When I was a teenager, a dentist extracted my unemerged wisdom teeth. He said they were impacted and were crowding my other teeth. Recently I found out why. It was a childhood of not chewing forcefully enough, which caused my jawbone to slightly undergrow, enough that there was no room left to accommodate my third molars, which are the last ones to erupt during growth (a dental version of musical chairs). Studies show that at least three-fourths of modern humans are similarly affected.

Our fossil ancestors did not have impacted wisdom teeth, and their occlusion was dead on—their upper and lower front teeth contacted each other precisely, which allowed for efficiency in cropping twigs and gnawing gristle off bones. These hunter-gatherers then had to chew long and hard to make these raw, tough foods digestible. Their progeny eventually quit the nomadic life and changed to a diet of roasted meat and boiled grain. Since as children these “civilized” folk did not have to gnaw and grind forcefully to nourish themselves, they developed overbites, because their jawbones failed to achieve their full growth potential. Apparently a modern diet of mashed potatoes, ground beef, boiled peas, and ice cream is not conducive to the development of a jawbone capable of comfortably housing all of our 32 teeth.
Multiple observations support this use-it-or-lose-it concept. As far back as 1871, Charles Darwin in his book, The Descent of Man, made the association between oral stress and jaw size. In recent times, anthropologist Robert Corruccini noted that elders in rural Kentucky, who grew up eating hard-to-chew foods, had better bites, despite the near absence of professional dental care, than did younger residents who grew up eating more processed foods. He observed similar bite differences in the Pima Indians before and after they had access to grocery stores and in rural and urban dwellers in India who ate diets of hard millet and tough vegetables vs. soft bread and lentils, respectively. Studies on mice (see comparative images) and monkeys have also indicated that soft diets result in smaller jaws.

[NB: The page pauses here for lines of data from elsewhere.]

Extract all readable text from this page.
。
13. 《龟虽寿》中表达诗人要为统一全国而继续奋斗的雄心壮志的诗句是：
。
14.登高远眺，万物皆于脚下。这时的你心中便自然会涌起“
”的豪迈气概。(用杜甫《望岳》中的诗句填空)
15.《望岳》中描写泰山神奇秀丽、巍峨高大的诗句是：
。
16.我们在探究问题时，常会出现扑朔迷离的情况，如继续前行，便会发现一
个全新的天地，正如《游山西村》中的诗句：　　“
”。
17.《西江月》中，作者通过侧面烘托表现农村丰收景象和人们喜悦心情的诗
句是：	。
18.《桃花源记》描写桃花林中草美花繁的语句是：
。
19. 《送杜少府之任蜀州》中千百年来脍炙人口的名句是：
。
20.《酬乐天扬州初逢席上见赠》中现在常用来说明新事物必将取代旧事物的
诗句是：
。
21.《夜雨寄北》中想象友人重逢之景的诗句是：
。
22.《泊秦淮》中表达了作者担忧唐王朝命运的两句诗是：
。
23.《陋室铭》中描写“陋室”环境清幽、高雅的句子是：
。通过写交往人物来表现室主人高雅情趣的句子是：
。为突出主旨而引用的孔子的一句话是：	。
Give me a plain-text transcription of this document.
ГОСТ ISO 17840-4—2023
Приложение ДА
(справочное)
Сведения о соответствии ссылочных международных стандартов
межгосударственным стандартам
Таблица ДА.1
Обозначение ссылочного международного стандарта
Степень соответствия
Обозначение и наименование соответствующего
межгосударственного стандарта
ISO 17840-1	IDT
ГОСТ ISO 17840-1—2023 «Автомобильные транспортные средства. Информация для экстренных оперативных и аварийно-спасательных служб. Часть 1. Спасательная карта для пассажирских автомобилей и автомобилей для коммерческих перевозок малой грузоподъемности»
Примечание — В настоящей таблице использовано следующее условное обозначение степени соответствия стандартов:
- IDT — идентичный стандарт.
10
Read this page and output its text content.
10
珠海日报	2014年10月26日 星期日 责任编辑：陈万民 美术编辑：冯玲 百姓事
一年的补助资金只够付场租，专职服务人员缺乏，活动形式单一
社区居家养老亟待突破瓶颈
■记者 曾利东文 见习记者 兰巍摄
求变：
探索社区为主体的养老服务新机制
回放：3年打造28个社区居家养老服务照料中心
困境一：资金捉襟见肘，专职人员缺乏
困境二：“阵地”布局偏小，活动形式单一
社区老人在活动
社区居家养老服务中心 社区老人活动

Does this make you want to begin eating bark and jerky? If you are out of high school, sorry, it is too late. Like me, you can see your dentist or accept having crooked teeth, an overbite, or both. But the overbite does offer an advantage—the ability to efficiently make words starting with “f” or “v”. The linguists call these sounds labiodentals, and computer modeling says that they are 29% easier to say with an overbite than with edge-to-edge occlusion. About 4000 years ago, development of an overbite among our gruel-sipping ancestors helped spur the diversification of languages in Europe and Asia. A linguist has suggested that in ancient Rome and India using labiodentals was a status symbol, indicating wealth associated with a soft diet. Even for the poor about 1500 years ago, the Proto-Indo-European patēr, which carried over into Latin, changed to the Old English faeder. Today, labiodental consonants are present in 76% of Indo-European languages.
Perhaps I am belaboring the obvious, but as a bone lover I must extol bone. Isn’t it amazing that bone cells can respond to the presence or absence of mechanical stresses encountered during chewing and that leads to job security for dentists and to the sounds we make when speaking? Happy Fathers’ Day.